子宮体がんの進行期(ステージ)は、がんの進み具合や広がりによって、Ⅰ期からⅣ期に分類されます。


出典:日本婦人科腫瘍学会「患者さんとご家族のための子宮頸がん、子宮体がん、卵巣がん 治療ガイドライン第3版」p.84

 

子宮体がんの治療は?

がんの進み具合にもよりますが、子宮、卵巣・卵管、リンパ節を摘出する手術が一般的です。


出典:日本婦人科腫瘍学会「患者さんとご家族のための子宮頸がん、子宮体がん、卵巣がん 治療ガイドライン第3版」p.87

 
子宮の切除方法は、がんの広がりによって異なります。従来の開腹術にくわえて、最近は子宮体がんの腹腔鏡手術やロボット手術にも保険診療が適応されています。施設にもよりますが、一定の条件を満たせば、体の負担がより少ない手術も可能かもしれません。
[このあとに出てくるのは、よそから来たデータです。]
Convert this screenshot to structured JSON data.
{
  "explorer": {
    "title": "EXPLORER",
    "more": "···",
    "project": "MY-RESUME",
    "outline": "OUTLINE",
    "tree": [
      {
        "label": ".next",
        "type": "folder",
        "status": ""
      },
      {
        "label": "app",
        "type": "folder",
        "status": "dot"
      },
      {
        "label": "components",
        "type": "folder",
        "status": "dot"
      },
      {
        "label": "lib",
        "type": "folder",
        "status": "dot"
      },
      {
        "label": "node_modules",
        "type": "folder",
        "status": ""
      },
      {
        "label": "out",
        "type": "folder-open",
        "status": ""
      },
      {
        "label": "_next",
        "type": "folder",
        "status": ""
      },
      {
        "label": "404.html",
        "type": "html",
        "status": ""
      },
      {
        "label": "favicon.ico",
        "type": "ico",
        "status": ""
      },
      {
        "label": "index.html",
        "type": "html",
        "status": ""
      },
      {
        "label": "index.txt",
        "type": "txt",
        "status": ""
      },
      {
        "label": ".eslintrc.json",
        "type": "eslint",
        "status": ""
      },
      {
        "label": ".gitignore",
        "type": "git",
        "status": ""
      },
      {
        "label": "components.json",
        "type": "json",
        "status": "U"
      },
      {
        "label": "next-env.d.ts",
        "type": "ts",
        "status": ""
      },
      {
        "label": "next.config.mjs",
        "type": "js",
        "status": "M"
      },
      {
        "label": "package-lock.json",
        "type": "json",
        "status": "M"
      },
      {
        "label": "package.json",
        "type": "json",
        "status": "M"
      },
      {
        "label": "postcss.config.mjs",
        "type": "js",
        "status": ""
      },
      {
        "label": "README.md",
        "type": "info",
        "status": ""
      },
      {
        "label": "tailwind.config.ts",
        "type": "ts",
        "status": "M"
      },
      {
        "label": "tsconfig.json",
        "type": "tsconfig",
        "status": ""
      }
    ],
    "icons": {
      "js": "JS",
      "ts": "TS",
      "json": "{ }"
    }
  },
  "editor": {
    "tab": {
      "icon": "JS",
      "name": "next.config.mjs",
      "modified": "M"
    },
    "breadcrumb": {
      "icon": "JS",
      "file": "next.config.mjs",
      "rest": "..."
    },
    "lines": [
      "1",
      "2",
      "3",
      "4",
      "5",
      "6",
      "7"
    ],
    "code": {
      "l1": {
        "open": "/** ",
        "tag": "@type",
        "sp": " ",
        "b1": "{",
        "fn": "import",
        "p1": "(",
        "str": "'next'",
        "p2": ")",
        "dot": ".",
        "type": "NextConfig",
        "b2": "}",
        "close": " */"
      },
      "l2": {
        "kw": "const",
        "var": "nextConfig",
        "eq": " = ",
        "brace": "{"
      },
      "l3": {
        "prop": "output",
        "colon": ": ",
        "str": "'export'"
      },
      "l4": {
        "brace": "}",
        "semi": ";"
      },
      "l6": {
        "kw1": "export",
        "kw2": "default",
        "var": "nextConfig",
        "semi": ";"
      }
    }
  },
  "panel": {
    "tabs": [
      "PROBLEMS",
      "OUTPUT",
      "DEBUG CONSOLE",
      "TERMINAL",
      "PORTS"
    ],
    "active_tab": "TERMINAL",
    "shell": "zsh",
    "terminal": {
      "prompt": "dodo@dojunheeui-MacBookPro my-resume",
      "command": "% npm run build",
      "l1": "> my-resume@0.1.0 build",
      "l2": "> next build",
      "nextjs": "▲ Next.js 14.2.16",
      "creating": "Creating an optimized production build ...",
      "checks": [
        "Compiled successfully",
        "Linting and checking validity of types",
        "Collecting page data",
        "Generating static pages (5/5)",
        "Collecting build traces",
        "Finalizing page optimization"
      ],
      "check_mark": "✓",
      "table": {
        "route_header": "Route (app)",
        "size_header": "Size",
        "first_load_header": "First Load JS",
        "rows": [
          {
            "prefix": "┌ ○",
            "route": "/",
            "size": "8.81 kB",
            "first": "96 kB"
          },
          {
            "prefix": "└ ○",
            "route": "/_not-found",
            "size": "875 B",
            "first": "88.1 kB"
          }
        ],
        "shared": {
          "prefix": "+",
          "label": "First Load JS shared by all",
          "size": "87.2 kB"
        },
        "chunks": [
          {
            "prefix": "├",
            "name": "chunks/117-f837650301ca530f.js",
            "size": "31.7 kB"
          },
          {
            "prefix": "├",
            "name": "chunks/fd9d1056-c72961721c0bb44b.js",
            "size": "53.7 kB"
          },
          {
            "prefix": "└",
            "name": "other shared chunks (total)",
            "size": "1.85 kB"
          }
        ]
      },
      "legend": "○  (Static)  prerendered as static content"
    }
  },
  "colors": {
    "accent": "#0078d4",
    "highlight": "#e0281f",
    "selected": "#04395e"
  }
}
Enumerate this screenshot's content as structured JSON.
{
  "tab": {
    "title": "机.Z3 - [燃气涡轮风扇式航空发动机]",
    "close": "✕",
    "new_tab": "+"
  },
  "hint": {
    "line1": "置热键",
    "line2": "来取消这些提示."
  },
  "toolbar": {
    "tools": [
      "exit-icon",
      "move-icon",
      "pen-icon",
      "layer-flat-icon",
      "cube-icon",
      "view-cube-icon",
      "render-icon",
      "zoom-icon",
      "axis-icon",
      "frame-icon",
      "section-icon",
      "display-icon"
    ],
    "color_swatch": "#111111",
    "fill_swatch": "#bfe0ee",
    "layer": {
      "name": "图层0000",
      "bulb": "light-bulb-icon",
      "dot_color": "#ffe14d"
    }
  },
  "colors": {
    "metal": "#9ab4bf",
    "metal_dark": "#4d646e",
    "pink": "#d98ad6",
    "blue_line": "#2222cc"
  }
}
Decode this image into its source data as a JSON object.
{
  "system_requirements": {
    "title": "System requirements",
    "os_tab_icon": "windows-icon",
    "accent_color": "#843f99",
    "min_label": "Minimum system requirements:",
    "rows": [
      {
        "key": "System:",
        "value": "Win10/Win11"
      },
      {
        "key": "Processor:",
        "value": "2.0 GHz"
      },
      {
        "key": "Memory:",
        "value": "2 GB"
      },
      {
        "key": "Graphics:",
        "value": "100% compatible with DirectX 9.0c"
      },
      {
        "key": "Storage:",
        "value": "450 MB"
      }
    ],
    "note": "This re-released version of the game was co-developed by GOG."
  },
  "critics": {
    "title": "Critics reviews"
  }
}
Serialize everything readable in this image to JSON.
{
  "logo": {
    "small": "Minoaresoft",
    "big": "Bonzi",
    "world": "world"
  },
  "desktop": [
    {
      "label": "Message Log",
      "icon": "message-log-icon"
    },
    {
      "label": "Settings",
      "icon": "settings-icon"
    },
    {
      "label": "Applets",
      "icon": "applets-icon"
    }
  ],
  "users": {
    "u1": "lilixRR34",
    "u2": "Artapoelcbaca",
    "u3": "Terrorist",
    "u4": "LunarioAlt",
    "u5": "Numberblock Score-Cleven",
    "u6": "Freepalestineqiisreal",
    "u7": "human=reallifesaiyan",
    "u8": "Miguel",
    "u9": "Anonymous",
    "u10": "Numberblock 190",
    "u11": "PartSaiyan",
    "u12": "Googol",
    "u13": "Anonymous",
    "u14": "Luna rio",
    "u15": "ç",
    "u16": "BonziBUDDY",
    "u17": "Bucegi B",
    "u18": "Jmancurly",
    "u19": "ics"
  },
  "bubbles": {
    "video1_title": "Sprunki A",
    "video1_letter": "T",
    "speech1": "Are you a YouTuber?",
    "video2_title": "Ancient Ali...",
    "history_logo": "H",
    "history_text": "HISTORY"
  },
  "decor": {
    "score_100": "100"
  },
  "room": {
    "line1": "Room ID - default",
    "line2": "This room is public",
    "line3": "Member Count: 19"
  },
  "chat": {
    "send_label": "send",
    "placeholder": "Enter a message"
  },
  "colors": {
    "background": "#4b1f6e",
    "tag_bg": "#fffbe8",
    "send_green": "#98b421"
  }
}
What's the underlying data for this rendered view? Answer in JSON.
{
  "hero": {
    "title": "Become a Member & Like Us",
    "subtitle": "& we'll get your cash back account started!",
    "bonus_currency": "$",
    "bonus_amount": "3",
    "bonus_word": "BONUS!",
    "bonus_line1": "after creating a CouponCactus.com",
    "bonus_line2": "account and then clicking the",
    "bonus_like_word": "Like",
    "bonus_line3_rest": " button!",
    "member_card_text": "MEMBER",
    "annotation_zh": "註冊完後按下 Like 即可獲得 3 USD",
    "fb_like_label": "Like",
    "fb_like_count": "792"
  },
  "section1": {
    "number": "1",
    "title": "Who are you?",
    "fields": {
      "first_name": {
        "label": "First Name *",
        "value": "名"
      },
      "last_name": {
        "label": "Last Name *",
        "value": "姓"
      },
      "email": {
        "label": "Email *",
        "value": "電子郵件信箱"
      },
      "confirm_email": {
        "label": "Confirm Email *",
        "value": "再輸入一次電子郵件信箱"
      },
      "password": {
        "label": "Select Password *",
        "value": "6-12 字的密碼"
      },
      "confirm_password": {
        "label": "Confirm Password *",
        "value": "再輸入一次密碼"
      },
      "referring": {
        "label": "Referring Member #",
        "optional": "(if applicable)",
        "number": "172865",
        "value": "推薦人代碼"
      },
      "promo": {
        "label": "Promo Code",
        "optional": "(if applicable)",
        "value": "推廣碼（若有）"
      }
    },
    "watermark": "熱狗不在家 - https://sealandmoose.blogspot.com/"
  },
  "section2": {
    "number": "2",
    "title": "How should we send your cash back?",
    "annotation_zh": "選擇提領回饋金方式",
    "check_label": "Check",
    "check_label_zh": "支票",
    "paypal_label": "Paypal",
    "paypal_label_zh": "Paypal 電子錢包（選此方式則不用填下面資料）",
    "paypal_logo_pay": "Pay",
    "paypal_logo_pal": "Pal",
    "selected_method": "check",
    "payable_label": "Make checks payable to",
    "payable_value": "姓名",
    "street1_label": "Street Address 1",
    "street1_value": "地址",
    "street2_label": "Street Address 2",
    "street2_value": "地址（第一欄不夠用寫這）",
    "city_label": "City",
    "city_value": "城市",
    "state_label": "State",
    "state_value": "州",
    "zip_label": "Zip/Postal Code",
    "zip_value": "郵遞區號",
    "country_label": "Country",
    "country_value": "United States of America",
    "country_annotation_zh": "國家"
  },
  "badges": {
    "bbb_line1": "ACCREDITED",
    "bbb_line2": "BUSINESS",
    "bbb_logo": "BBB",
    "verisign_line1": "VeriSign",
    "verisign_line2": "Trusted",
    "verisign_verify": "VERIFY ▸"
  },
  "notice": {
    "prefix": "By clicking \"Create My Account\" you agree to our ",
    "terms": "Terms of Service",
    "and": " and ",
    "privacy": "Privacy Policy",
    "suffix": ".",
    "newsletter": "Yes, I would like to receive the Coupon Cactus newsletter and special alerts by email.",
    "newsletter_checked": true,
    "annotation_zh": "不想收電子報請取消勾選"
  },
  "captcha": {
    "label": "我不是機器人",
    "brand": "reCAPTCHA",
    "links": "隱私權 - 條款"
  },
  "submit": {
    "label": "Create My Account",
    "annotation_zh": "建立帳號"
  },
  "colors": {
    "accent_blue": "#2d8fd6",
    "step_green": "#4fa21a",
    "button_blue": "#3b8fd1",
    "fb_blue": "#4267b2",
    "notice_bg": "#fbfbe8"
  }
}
出典:日本婦人科腫瘍学会「患者さんとご家族のための子宮頸がん、子宮体がん、卵巣がん 治療ガイドライン第3版」p.90

 
手術でがんの病巣を完全に摘出するのが困難と判断された場合や、手術後にがんの再発リスクが高いことが判明した場合は、抗がん剤治療(化学療法)や放射線治療などが行われます。抗がん剤治療は、アドリアマイシンとシスプラチンの併用療法、あるいはパクリタキセルとカルボプラチンの併用療法が一般的です。最近は、免疫チェックポイント阻害薬(抗PD-1抗体ペムブロリズマブ)や分子標的薬(血管新生阻害剤レンバチニブ)といった、治療の新たな選択肢も増えています。
若い女性が子宮体がんを発症し、将来の妊娠・出産に向けて、子宮の温存を希望なさる場合は、ホルモン剤を使って治療することもあります。ただし、対象はごく初期の子宮体がんに限られ、治療できるがんのタイプも決まっています。

最後に

子宮体がん(子宮内膜がん)は、治りにくいタイプのがんではありません。病気が子宮にとどまっていれば、80%以上の方が治癒します。不正な性器出血(異常子宮出血)を認めることが多いので、その初期症状を見逃さないことが重要です。子宮体がんの検査に特別な準備は必要なく、超音波や細胞・組織の検査が、割と簡単に受けられます。がんを克服するには、何といっても早期発見・早期治療が大切です。もし気になる症状があれば、お近くの産婦人科へご相談ください。